Ovarian cancer is a deadly form of cancer many women experience. About 13,770 women die from ovarian cancer in 2021, which ranks it fifth in cancer deaths among women. Doctors are still trying to figure out how to control this intractable tumor type. Late-stage ovarian cancer is the deadliest form of ovarian cancer. For many other cancer types, using an approach known as personalized medicine can improve the effectiveness of cancer treatment. This approach is based on the particular characteristics of a person’s tumor, namely which mutations are present.
In a personalized treatment, doctors first identify the genetic mutation that contributed to cancer cell growth in a particular patient. Once the tumor is characterized, doctors will use a therapy known to be effective against tumors with that particular mutation. This strategy has allowed doctors to kill other tumors successfully. However, it is not easy to cure late-stage ovarian cancer because few ovarian cancer mutations have been matched to effective therapies.
Ovarian cancers have mutations that make their DNA repair and replication processes vulnerable and weak — the cells cannot fix themselves if things go wrong. Because ovarian cancer cells lack robust repair functions, this can be exploited to kill the tumor in a process called synthetic lethality. It tricks cells into thinking it’s time to self-destruct.
For targeting ovarian cancer, this synthetic lethality is established by using inhibitors targeting a gene called PARP1/2, which codes for an enzyme called PARP. PARP is involved in repairing broken or damaged DNA. PARP inhibitors block this enzyme in cells, which may prevent cancer cells from fixing their damaged DNA, causing them to die. Inhibitors targeting PARP may be able to treat women with high-grade ovarian cancer.
Another enzyme, called PARG, reverses the action of the PARP enzyme. These enzymes work by attaching to damaged sections of DNA and changing the structure of molecules that control the DNA damage machinery. Successful DNA repair requires that both PARP and PARG enzymes are functional, to keep each other in check. So, PARG is yet another useful target for personalized ovarian cancer treatment.
The famous BRCA 1 and BRCA2 genes that protect women from getting breast cancer are involved in this PARP/PARG interplay as well. Certain mutations in BRCA1 or BRCA2 can make cells sensitive to PARP interference. This sensitivity leads to a synthetic lethality condition where the combined effects of BRCA mutations and PARP inhibition kills ovarian cancer cells.

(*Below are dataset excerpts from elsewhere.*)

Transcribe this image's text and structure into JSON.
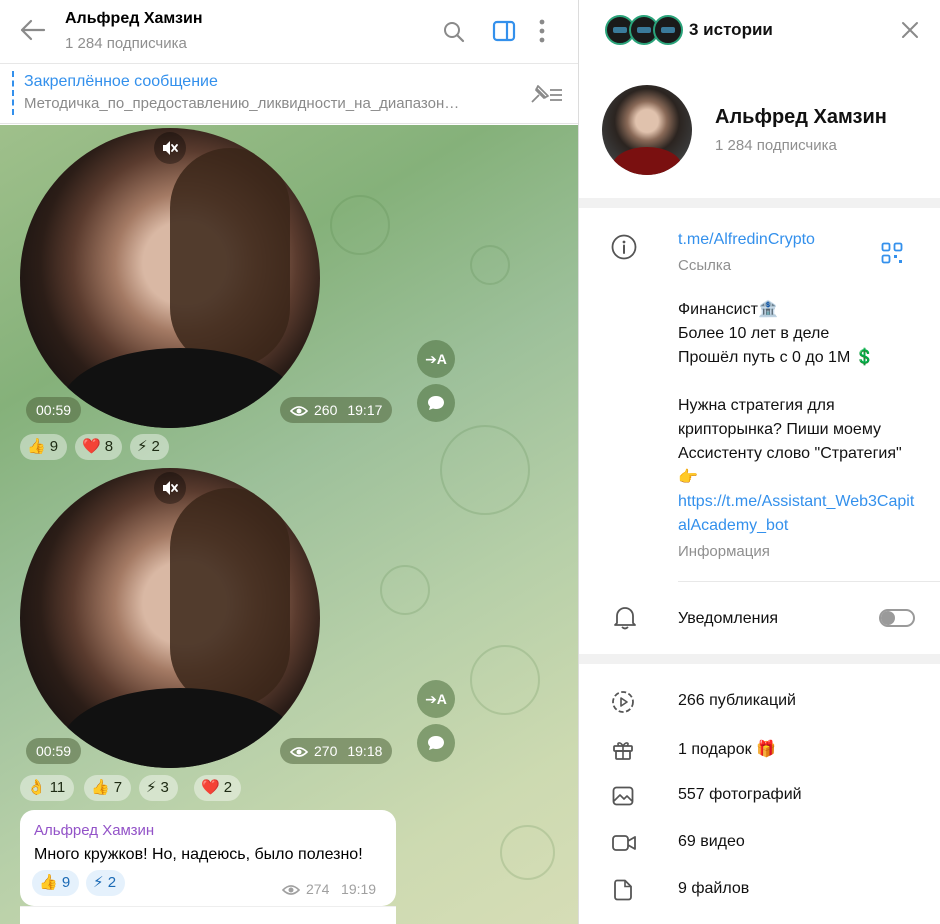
{
  "chat": {
    "title": "Альфред Хамзин",
    "subtitle": "1 284 подписчика",
    "pinned": {
      "title": "Закреплённое сообщение",
      "text": "Методичка_по_предоставлению_ликвидности_на_диапазон…"
    },
    "messages": [
      {
        "duration": "00:59",
        "views": "260",
        "time": "19:17",
        "translate_label": "➔A",
        "reactions": [
          {
            "emoji": "👍",
            "count": "9"
          },
          {
            "emoji": "❤️",
            "count": "8"
          },
          {
            "emoji": "⚡",
            "count": "2"
          }
        ]
      },
      {
        "duration": "00:59",
        "views": "270",
        "time": "19:18",
        "translate_label": "➔A",
        "reactions": [
          {
            "emoji": "👌",
            "count": "11"
          },
          {
            "emoji": "👍",
            "count": "7"
          },
          {
            "emoji": "⚡",
            "count": "3"
          },
          {
            "emoji": "❤️",
            "count": "2"
          }
        ]
      }
    ],
    "text_message": {
      "author": "Альфред Хамзин",
      "text": "Много кружков! Но, надеюсь, было полезно!",
      "views": "274",
      "time": "19:19",
      "reactions": [
        {
          "emoji": "👍",
          "count": "9"
        },
        {
          "emoji": "⚡",
          "count": "2"
        }
      ]
    }
  },
  "profile": {
    "stories_label": "3 истории",
    "name": "Альфред Хамзин",
    "subtitle": "1 284 подписчика",
    "link": "t.me/AlfredinCrypto",
    "link_caption": "Ссылка",
    "bio": "Финансист🏦\nБолее 10 лет в деле\nПрошёл путь с 0 до 1М 💲\n\nНужна стратегия для крипторынка? Пиши моему Ассистенту слово \"Стратегия\" 👉",
    "bio_link": "https://t.me/Assistant_Web3CapitalAcademy_bot",
    "bio_caption": "Информация",
    "notifications_label": "Уведомления",
    "notifications_on": false,
    "stats": [
      {
        "label": "266 публикаций",
        "icon": "stories-icon"
      },
      {
        "label": "1 подарок 🎁",
        "icon": "gift-icon"
      },
      {
        "label": "557 фотографий",
        "icon": "photo-icon"
      },
      {
        "label": "69 видео",
        "icon": "video-icon"
      },
      {
        "label": "9 файлов",
        "icon": "file-icon"
      }
    ]
  },
  "colors": {
    "accent": "#3390ec",
    "author": "#9353c8",
    "muted": "#8f8f8f"
  }
}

In a recent study, a group of scientists from the UK evaluated whether a combination of PARG inhibitors and a second drug that interferes with DNA replication will be “synthetically lethal” to ovarian cancers. The scientists wanted to know if high-grade ovarian cancers are sensitive to the inactivation of PARG and if so, the cause of the sensitivity. They also wanted to know if inactivating the PARG enzyme is effective in treating ovarian cancer where PARP inactivation alone doesn’t work.
By culturing several types of cancer cells in the lab and treating them with different combinations of drugs, the researchers demonstrated that the inhibitors of PARP are successful in killing BRCA-mutant ovarian cancer cells. However, only 15% to 20% of ovarian cancers contain these mutations. The remaining types were perfect test cases to see if adding a PARG inhibitor would help. Indeed, some of the ovarian cancer cell lines were sensitive to a PARG inhibitor.
PARG inhibition is deadly to tumor cells because it prevents DNA replication from occurring. Cells are either sensitive to PARP inhibitors or PARG inhibitors, but not both, since the two proteins are involved in the same process. Because of this, the study demonstrates that PARG inhibitors have the potential to complement PARP inhibitors in the treatment of ovarian cancer.
But why do these PARG inhibitor-sensitive cells have these replication weaknesses? The mechanism remains unclear but answering this question will help predict the state of the developing cancer. The scientists conclude that an important next step will be a detailed analysis of DNA replication in these particular ovarian cancer cells.
Sensitive cells can resist brief periods of PARG inhibition, despite a DNA replication weakness. However, extended exposure to PARG inhibitors slows the cells’ development. PARG inhibitors suitable for clinical evaluation are not yet available. The observations in the study can help in the design of human trials testing clinical candidates. Efforts to test PARG inhibitors should focus on tumors considered unlikely to be responsive to PARP inhibitors.